In the shorter term before we reach T165764, I'd like to get to a halfway-point that I think can work without new pybal features. This halfway-point maintains the current N+1 redundancy per traffic class, but uses a single shared failover hosts for all traffic classes. For a hypothetical eqiad, the configuration looks something like this:
|Host||Traffic classes configured||Host-level MED|
|lvs1004||high-traffic1 + high-traffic2 + low-traffic||20|
The static fallbacks in the routers would still be as they are today, we'd just have two fewer idle LVS hosts in the core-site case. For the edge-site case, the picture is as above but with 2x traffic classes and 3x LVS hosts, instead of 3x traffic classes and 4x LVS hosts. There are some puppetization refactoring issues to sort through here, as the puppetization currently assumes a 1:1 mapping (in at least one direction) of traffic-class:host.
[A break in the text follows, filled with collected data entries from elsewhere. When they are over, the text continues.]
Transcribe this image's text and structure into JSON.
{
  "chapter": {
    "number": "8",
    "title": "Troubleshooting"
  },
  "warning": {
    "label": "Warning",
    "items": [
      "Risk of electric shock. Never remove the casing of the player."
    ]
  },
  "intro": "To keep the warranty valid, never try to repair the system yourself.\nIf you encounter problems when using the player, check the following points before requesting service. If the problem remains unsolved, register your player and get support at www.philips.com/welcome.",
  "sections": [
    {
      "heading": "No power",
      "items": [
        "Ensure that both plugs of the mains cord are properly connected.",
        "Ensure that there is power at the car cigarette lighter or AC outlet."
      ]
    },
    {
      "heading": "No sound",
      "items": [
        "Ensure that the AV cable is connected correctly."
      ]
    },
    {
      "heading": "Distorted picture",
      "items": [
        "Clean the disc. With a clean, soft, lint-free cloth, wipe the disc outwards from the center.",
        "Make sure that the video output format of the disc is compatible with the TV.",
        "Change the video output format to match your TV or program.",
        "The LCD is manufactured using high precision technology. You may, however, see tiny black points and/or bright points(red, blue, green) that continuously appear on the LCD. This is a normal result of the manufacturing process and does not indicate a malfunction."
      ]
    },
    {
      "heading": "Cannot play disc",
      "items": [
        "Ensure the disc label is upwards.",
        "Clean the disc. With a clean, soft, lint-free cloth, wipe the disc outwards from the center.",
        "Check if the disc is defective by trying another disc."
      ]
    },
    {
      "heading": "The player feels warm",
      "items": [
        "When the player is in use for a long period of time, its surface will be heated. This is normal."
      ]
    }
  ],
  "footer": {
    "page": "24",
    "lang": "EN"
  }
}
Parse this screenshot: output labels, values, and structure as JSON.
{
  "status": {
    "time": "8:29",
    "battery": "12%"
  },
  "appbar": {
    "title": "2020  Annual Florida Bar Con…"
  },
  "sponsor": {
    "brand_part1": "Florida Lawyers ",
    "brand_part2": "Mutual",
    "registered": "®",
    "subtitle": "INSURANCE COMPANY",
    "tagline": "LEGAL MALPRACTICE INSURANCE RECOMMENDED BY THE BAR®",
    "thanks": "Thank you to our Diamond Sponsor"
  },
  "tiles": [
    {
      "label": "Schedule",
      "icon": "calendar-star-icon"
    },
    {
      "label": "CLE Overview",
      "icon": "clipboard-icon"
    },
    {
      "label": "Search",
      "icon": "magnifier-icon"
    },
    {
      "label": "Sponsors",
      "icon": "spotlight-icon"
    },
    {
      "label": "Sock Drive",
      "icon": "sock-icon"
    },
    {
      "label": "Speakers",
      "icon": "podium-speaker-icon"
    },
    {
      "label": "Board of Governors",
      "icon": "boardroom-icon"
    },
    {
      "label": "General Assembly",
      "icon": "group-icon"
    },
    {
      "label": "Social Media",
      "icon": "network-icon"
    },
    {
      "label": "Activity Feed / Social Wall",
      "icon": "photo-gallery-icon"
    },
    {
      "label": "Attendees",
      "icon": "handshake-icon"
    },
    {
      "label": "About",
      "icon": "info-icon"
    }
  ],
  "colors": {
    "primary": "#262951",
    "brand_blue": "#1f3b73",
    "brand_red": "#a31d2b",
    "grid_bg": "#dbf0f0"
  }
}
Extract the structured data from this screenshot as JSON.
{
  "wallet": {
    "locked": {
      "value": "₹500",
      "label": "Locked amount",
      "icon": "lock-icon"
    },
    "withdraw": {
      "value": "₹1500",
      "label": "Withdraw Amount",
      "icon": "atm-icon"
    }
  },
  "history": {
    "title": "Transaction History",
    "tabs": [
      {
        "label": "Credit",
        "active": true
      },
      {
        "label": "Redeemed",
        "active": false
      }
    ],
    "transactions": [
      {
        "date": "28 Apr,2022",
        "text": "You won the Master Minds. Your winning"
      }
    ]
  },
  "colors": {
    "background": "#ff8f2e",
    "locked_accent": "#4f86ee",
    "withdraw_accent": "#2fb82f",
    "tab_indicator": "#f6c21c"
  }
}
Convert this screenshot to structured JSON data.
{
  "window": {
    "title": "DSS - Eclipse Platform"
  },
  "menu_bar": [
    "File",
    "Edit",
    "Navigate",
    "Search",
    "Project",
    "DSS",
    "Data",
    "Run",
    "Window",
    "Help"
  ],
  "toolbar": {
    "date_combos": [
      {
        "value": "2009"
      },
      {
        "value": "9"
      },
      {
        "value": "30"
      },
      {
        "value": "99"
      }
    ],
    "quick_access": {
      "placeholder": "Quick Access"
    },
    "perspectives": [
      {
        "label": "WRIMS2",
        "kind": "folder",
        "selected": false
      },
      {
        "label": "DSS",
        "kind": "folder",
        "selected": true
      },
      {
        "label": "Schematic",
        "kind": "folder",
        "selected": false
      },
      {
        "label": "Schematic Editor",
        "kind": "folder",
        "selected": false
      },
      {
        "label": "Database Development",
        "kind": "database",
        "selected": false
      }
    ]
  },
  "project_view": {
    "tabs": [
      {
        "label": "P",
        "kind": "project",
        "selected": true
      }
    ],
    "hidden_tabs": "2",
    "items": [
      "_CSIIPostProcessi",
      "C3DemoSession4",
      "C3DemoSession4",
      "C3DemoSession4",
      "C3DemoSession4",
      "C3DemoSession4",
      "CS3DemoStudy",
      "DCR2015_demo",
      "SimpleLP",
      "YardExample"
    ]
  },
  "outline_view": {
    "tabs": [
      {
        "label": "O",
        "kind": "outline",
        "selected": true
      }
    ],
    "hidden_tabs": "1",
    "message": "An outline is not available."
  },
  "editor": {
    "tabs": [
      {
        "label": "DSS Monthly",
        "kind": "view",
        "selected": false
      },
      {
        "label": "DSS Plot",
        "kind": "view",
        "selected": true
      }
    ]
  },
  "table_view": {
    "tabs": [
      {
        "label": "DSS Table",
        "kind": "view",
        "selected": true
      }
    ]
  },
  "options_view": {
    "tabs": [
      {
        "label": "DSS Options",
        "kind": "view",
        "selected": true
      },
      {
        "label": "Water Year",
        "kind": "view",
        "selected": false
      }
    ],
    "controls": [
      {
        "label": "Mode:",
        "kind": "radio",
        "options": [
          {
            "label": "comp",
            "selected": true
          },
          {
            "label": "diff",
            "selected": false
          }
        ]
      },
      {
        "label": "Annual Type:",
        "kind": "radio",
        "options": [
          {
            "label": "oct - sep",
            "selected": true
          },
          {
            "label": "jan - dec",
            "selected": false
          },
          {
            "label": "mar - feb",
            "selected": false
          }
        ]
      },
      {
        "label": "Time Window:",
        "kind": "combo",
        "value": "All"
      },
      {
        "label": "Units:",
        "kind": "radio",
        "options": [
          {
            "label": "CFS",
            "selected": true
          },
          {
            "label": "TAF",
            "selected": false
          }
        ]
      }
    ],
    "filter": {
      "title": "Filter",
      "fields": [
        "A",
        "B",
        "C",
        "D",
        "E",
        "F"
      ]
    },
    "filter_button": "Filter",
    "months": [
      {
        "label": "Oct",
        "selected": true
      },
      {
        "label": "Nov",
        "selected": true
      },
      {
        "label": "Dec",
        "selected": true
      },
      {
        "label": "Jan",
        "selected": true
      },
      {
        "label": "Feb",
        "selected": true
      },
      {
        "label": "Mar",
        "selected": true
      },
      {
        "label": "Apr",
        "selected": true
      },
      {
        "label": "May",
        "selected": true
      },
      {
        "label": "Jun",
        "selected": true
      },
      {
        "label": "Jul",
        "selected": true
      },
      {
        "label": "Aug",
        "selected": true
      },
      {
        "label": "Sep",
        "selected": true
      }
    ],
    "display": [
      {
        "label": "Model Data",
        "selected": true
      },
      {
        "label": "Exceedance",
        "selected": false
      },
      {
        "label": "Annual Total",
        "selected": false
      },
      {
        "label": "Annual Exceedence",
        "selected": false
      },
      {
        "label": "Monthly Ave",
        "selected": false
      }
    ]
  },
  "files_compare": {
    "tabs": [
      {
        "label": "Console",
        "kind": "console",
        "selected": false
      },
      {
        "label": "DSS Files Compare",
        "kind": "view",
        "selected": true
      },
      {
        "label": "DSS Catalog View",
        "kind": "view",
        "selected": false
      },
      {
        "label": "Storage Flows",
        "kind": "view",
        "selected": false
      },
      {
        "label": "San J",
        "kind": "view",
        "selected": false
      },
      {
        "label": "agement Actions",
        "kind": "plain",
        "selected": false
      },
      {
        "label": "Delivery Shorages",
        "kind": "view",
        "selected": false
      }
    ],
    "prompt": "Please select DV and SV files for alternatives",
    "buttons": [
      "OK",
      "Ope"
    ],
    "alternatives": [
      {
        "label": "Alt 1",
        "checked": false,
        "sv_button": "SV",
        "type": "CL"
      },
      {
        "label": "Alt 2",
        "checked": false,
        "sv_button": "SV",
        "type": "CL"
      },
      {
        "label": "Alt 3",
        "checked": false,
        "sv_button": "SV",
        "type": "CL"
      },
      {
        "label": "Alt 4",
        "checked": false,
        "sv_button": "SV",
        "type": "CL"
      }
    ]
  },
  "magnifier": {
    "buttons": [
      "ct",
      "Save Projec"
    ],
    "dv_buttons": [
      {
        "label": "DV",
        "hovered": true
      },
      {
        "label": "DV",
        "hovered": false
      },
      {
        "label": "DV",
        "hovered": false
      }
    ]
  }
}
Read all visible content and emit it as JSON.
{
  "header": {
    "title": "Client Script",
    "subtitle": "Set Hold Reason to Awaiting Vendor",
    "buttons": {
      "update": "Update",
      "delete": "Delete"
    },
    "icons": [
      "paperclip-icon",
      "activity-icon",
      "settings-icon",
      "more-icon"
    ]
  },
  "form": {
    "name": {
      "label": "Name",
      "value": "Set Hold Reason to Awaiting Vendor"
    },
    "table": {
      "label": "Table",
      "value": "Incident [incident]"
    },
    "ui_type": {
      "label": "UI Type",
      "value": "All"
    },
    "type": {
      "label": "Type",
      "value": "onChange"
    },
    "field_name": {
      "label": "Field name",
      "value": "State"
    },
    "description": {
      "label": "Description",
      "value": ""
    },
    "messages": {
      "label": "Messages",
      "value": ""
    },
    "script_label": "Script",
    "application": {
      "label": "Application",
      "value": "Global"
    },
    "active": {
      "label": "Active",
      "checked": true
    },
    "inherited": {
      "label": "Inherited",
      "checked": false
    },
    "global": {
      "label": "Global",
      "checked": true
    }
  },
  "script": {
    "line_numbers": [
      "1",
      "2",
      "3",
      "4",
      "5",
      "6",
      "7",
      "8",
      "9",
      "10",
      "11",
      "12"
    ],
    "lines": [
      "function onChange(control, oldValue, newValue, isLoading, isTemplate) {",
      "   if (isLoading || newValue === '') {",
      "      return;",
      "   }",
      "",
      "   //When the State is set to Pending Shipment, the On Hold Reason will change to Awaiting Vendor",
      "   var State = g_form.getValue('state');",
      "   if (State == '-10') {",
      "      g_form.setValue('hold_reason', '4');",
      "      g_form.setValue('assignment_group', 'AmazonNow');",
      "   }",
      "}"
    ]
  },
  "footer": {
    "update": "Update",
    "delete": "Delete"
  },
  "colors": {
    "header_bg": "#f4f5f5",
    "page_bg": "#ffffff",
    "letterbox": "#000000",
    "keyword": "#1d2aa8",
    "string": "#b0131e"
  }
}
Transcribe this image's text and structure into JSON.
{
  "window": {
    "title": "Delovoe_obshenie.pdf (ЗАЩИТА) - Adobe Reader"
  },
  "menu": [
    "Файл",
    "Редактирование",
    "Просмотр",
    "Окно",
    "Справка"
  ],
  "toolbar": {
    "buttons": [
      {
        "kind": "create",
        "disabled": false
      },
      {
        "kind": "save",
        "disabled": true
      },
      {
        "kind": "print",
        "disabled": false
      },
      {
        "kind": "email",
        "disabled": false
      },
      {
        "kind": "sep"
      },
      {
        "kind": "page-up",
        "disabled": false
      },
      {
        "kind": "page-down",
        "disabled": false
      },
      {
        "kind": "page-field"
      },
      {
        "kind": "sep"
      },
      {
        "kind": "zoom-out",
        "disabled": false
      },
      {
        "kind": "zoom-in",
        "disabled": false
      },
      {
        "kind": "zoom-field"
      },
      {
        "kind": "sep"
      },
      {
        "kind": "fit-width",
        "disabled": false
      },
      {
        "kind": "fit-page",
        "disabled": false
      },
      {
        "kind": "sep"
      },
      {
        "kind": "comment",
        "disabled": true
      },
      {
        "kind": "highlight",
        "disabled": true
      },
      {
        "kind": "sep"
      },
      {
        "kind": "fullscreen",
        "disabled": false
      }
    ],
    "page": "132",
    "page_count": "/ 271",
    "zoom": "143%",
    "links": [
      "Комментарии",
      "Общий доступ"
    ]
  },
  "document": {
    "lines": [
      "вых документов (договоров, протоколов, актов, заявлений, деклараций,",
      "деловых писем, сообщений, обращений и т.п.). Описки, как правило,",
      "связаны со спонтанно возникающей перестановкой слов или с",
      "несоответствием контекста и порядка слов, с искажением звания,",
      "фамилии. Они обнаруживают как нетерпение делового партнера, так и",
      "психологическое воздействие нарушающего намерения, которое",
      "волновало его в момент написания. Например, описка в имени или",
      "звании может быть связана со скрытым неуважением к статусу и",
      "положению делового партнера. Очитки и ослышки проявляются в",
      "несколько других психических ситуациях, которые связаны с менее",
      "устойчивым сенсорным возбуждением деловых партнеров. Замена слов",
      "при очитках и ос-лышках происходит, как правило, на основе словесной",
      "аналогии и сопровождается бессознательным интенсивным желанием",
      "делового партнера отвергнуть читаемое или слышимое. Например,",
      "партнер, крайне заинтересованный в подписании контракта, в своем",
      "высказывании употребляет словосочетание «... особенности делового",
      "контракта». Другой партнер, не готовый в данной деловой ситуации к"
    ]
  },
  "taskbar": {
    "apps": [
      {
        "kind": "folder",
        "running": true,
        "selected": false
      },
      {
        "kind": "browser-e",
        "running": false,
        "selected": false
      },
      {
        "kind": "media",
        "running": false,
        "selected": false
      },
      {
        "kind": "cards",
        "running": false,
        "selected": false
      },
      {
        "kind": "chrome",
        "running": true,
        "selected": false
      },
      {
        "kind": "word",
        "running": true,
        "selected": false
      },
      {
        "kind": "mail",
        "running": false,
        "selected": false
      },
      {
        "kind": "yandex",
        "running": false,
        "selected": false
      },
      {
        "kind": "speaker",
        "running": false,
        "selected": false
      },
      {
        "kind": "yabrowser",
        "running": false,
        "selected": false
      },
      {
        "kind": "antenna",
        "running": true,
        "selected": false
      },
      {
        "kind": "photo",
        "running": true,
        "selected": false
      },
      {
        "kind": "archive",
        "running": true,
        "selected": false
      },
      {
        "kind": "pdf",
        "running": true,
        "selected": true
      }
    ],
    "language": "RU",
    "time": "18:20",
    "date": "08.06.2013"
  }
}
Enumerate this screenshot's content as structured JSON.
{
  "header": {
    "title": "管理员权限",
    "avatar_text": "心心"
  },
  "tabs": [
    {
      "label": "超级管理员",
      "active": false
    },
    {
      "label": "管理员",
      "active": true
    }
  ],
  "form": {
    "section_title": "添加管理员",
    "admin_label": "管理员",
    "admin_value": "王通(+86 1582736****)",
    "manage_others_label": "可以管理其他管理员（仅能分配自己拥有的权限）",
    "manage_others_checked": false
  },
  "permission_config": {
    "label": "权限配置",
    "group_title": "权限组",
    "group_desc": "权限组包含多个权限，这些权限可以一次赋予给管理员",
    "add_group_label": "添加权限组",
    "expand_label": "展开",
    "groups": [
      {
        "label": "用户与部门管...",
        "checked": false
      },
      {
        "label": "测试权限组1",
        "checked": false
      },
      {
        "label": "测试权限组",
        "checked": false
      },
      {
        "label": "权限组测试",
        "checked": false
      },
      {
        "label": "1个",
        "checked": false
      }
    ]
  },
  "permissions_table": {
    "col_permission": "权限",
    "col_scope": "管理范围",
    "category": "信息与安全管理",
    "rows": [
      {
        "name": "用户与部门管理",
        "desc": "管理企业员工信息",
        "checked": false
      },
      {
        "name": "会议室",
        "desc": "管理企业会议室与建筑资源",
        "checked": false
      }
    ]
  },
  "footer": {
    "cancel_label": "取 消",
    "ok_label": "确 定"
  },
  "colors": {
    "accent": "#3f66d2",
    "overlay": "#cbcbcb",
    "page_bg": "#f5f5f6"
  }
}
The original first target for this new config was the new 3xLVS hosts being deployed in ulsfo (already arrived), but things are complicated there by a lack of excess power/space and a desire to do a single outage to replace all the servers and re-cable, which doesn't give us a ton of overlap time to sort out the LVS refactoring.
I think a better option at this point is to pursue this new config on the 10G eqiad LVSes in T150256. We can do that and sort out the details on them while lvs1001-6 continue running for now, and it happens to solve another medium-term problem there with lack of a full complement of 10G ports in eqiad for the new LVSes anyways, by reducing the new LVS count from 6 to 4. Once the puppetization work is done there, it should be easy to bring up similarly-altered new clusters in ulsfo and then asia.